Reading the reviews, many many are ok until it comes to gitmo. Then, the series is “biased” for revealing the sad failure in history. Review Comments (defensive) like ‘we just wanted to do our jobs’ and ‘immediate post 9/11 we don’t know’, does not make history not worth telling and it does not disparage those who followed orders. It just uncovers ugly facts that those folks apparently believe are better left hidden because they turned out extremely bad. That’s not an excuse for wearing blinders, it’s a REASON for taking them off.
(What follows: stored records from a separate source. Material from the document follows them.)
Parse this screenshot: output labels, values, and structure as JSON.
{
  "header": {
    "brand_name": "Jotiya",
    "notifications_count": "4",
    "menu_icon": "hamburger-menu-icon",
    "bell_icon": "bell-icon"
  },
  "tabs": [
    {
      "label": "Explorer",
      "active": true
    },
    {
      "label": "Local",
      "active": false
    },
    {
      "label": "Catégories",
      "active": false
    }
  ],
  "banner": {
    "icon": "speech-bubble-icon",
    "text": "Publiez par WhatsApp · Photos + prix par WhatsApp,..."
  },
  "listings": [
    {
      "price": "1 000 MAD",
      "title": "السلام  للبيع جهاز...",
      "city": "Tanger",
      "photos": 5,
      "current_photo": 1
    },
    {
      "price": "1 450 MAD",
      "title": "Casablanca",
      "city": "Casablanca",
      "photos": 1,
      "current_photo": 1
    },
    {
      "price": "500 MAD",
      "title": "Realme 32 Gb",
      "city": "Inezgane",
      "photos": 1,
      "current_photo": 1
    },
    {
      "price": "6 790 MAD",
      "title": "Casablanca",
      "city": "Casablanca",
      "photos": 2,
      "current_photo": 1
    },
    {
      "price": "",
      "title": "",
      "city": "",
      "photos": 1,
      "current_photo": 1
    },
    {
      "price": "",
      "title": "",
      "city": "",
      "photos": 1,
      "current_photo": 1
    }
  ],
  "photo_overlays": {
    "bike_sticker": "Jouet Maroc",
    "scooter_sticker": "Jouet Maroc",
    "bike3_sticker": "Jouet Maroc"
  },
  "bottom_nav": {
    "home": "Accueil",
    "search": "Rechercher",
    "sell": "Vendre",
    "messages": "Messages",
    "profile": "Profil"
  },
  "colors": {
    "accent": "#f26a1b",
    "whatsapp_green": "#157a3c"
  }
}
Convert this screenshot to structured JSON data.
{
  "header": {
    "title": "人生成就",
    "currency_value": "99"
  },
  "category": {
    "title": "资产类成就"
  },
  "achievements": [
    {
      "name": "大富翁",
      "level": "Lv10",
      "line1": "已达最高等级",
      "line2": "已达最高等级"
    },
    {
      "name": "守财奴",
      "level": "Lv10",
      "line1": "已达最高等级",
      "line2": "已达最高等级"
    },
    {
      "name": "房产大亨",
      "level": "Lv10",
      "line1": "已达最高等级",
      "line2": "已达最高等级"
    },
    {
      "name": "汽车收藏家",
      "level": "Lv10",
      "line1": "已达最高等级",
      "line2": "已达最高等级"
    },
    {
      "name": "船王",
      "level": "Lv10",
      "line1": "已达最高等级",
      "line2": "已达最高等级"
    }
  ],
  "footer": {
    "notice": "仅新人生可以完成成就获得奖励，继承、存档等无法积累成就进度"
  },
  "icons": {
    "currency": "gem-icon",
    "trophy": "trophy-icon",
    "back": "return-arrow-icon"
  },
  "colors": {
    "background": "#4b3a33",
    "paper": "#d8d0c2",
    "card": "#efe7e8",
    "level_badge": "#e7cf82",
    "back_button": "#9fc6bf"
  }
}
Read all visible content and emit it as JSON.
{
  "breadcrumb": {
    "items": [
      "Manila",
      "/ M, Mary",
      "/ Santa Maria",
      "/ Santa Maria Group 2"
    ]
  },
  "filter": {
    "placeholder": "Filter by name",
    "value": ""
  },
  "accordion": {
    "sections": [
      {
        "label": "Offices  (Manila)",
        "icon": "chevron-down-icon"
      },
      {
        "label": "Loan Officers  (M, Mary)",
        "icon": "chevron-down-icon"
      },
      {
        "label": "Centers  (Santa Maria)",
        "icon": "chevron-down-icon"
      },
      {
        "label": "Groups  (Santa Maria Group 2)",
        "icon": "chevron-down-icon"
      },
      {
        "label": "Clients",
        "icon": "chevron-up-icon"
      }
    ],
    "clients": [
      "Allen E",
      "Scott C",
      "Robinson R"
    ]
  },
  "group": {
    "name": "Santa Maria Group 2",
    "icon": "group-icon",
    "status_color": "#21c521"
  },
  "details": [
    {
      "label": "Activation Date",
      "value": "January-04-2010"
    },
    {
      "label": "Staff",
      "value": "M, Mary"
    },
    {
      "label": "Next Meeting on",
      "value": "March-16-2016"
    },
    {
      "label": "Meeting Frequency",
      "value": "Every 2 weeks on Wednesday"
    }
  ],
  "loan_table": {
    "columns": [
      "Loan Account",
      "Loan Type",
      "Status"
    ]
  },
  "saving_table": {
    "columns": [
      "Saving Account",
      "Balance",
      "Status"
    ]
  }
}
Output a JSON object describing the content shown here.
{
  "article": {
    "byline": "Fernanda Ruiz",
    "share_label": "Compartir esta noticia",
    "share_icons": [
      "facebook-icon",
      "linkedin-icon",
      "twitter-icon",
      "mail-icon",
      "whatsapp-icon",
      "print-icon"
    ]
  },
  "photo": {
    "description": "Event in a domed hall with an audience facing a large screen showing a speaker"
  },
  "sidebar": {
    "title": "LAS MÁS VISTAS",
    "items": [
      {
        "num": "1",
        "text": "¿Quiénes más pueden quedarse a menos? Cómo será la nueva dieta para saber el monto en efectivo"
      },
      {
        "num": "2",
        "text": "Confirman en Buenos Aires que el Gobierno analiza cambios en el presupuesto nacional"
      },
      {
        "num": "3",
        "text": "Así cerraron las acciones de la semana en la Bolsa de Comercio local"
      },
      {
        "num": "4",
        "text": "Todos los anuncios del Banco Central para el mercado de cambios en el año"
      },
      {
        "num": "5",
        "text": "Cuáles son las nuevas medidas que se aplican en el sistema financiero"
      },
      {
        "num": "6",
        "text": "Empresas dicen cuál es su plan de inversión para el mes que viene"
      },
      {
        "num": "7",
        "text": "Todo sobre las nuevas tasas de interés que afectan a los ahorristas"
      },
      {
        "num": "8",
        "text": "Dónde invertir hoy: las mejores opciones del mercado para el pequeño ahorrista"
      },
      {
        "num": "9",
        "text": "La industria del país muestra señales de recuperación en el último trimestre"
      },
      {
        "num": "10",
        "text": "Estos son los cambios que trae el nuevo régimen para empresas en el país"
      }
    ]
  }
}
The review comment about the reaction to the first thing encountered being a GIFT SHOP is ridiculous. The story says (unsaid) the absurdity of a gift shop at what was turned into a military torture island with illegally held prisoners, even if post 9/11 the intention was good and just. I suspect those right wingers would think it’s also perfectly normal to have gift shop ar San Quentin or Alcatraz.

asmaita ,

Jay successfully framed Adnan.

Jay is very intelligent and familiar with the justice system.it is that knowledge, coupled with the botched investigation that allowed him to put up a great act, and the officers with tunnel vision and no interest in the truth,helped him lie with no particular skills. When I take everything into consideration I strongly believe that Jay is more than likely the one responsible for the crime. I like the podcast but the investigative skills are lacking. At one point she calls some of the points as having the advantage of being the truth, apparently because they are coming from the prosecution side, but in reality they are based only on Jay’s claims. Sometimes she seems to cast doubts about things that don’t really prove or disprove anything, they’re just opinions formed while under the influence of marijuana, I understand taking all Adnan says with a grain of salt, but she seems struggling with being unbiased. What I don’t get is why the police didn’t look more at Jay as a suspect, maybe because he was smart enough to admit playing a part in it, however small, kept him from being looked for the more serious charges. He knew that just pointing his finger at someone else would make them more suspicious towards him. Also if I would be trying to frame someone, what better way to make random calls from the phone of the person I’m wanna frame.
The other piece is that people from minority or immigrant communities tend to over explain themselves because of how society views the people in those communities and the stereotyping and whatnot. It’s not that unique to Adnan.
Adnan was naive and Jay was smart enough to tell the story he wanted to anyone who willing to listen.
A teenager with no criminal background pull off a bloody murder without leaving any trace or dna but be stupid enough to ask help to an acquaintance? Jay, in his own words, is the only one with full knowledge of the crime and all the details.

bg observation ,

Interesting but quite condescending

I really like this podcast, at least season four which is what I listened to. At times, though, it makes me a little bit embarrassed to be very liberal in this country. The tone of this podcast is very condescending at times, as if the hosts are asking us to be indignant when there are probably lots of other things going on that they could seek to understand better. I think the tone matters in a piece like this. You don’t win friends by mocking a host of people as incompetent. It’s important to call things out, but it is also important to do so while showing that humans do bad things. As in we are all capable of doing them.As a scholar of transitional justice and all too many atrocities, I understand that humans can easily be pulled into doing very dark things. Call them out, but explain a bit more why this happens. Not to excuse them, but to show that nobody is necessarily above these things, sadly, and look for institutional answers.Saying, “these guys are so dumb, “does not do that.